Plan what you are going to do,

Do what you planned,


Say what you did.

As an introduction to the application of this mantra, consider the following. Clinical trial operations are detailed in numerous manuals and procedural documents with the protocol being the most notable. A clinical trial protocol serves as the master research plan. Great efforts will be employed, both by researchers and by external advisory boards, to ensure that the protocol is sound and is designed to support the clinical hypothesis. Conducting the protocol at clinical sites allows for the execution of the research methodology in a reproducible and orchestrated manner, and in the end, the final report or manuscript summarizes the work performed. If any one of these components is missing from the research plan, the scientific integrity of the research would be questioned or directly refuted. Associating systems validation to this well developed paradigm is at the heart of the "Plan, Do, Say" approach to validation. There are many good references available that detail the process of validation. Stokes' two books are excellent resources for investigators new to validation [2, 3]. The FDA provides additional guidance to industry by publishing guidance documents that aid in the interpretation of federal regulations. National organizations such as the Drug Information Association routinely host short sessions addressing validation. Still, for many practicing biostatisticians or other researchers, the concepts of validation may not be clearly understood. Therefore, the intent of this manuscript is to offer guidance on what is a validated computerized system to these individuals and provide a common framework that will enable effective communication.

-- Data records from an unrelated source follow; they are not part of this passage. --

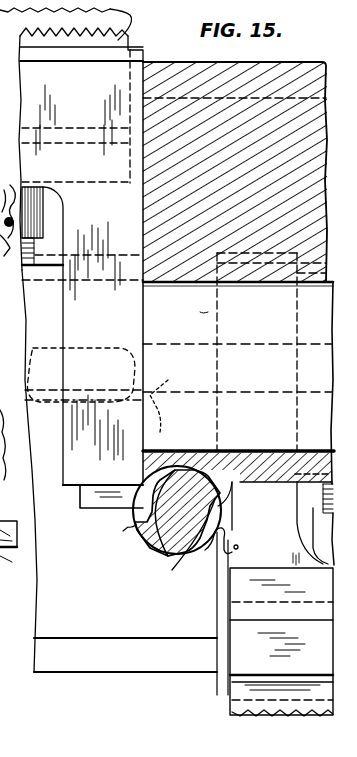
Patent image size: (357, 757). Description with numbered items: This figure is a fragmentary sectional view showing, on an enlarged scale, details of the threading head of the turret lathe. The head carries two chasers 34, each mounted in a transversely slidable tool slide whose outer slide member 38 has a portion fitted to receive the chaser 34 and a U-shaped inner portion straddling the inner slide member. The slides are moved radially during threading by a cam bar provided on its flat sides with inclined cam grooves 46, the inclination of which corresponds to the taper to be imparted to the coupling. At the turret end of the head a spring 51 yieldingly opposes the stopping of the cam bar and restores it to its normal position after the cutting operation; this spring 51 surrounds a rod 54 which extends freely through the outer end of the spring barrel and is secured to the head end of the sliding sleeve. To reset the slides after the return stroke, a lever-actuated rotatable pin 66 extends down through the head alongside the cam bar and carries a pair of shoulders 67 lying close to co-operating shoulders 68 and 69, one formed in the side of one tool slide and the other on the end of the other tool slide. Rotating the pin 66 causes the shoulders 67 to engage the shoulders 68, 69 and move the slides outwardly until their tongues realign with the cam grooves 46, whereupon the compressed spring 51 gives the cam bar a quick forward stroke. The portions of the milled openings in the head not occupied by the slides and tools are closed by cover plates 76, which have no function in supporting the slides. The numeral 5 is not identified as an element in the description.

The chaser 34 is at (235, 720).
The spring 51 is at (22, 128).
The rod 54 is at (21, 225).
The outer slide member 38 is at (297, 527).
The cam groove 46 is at (24, 362).
The conduit 5 is at (167, 422).
The rotatable pin 66 is at (183, 540).
The shoulder 67 is at (136, 524).
The shoulder 68 is at (221, 611).
The shoulder 69 is at (135, 518).
The cover plate 76 is at (108, 658).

When revisiting the FDA definition of validation in the context of the scientific method, it becomes clear that "confirmation by examination and provision of objective evidence that the computer system specifications conform to user needs and intended uses, and that all requirements can be consistently fulfilled" is essentially applying the scientific method to the life cycle of computerized systems. The definition implies that a validated system is one in which processes are specific and clearly defined, reproducible and consistently applied, and result in a measurable and observable level of quality in the delivered product. Validation of applicable systems is viewed as the best way to ensure that research objectives can be consistently met.

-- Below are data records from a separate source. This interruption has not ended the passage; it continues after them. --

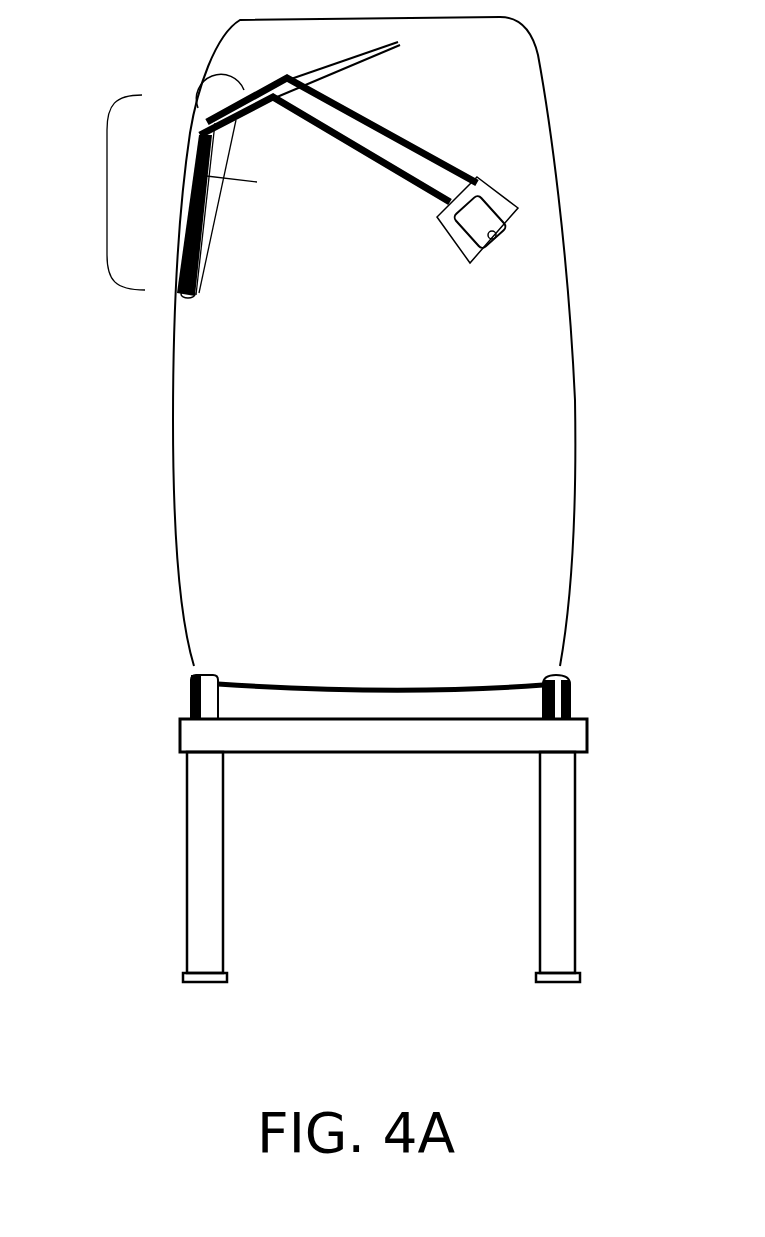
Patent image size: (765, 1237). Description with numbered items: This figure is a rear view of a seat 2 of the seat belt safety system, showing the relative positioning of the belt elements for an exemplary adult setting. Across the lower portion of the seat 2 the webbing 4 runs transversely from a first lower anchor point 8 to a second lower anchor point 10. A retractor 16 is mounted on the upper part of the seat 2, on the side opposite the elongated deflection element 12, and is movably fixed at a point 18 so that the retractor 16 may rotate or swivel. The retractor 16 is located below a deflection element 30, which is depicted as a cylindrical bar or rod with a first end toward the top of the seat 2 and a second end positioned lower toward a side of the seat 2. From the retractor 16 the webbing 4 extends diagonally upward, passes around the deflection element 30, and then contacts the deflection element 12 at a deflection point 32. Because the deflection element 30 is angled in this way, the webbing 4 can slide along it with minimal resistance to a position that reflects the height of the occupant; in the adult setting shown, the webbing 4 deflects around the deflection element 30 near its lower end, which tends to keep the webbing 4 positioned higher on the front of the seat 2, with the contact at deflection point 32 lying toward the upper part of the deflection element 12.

The seat 2 is at (167, 403).
The webbing 4 is at (383, 142).
The first lower anchor point 8 is at (185, 712).
The second lower anchor point 10 is at (573, 695).
The deflection element 12 is at (102, 187).
The retractor 16 is at (455, 245).
The movable fixing point 18 is at (492, 240).
The deflection element 30 is at (340, 70).
The deflection point 32 is at (210, 115).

All clinical trials need to collect and deliver results in an efficient and accurate manner while ensuring the integrity of the data. The CONSORT Statement provides guidance to researchers on the format and content of clinical trial reporting [4]. Computerized systems validation is integral to the fulfillment of the CONSORT Statement since a validation process for statistical programs will make the analysis understandable and reproducible by external reviewers. It is the responsibility of the computer system owner to ensure that the system is properly validated. For statistical reporting of biomedical data, the computer system owner is the senior trial biostatistician in consultation with sponsor and principal investigators.

In addition, validation should be considered as a part of the complete life cycle of a computerized system [2]. This life cycle includes the stages of planning, specifying, programming or purchasing, testing, documenting, operating, monitoring and modifying as necessary. The primary focus of regulatory inspection for computerized system validation is to obtain documented evidence to assure that any system is currently operating properly.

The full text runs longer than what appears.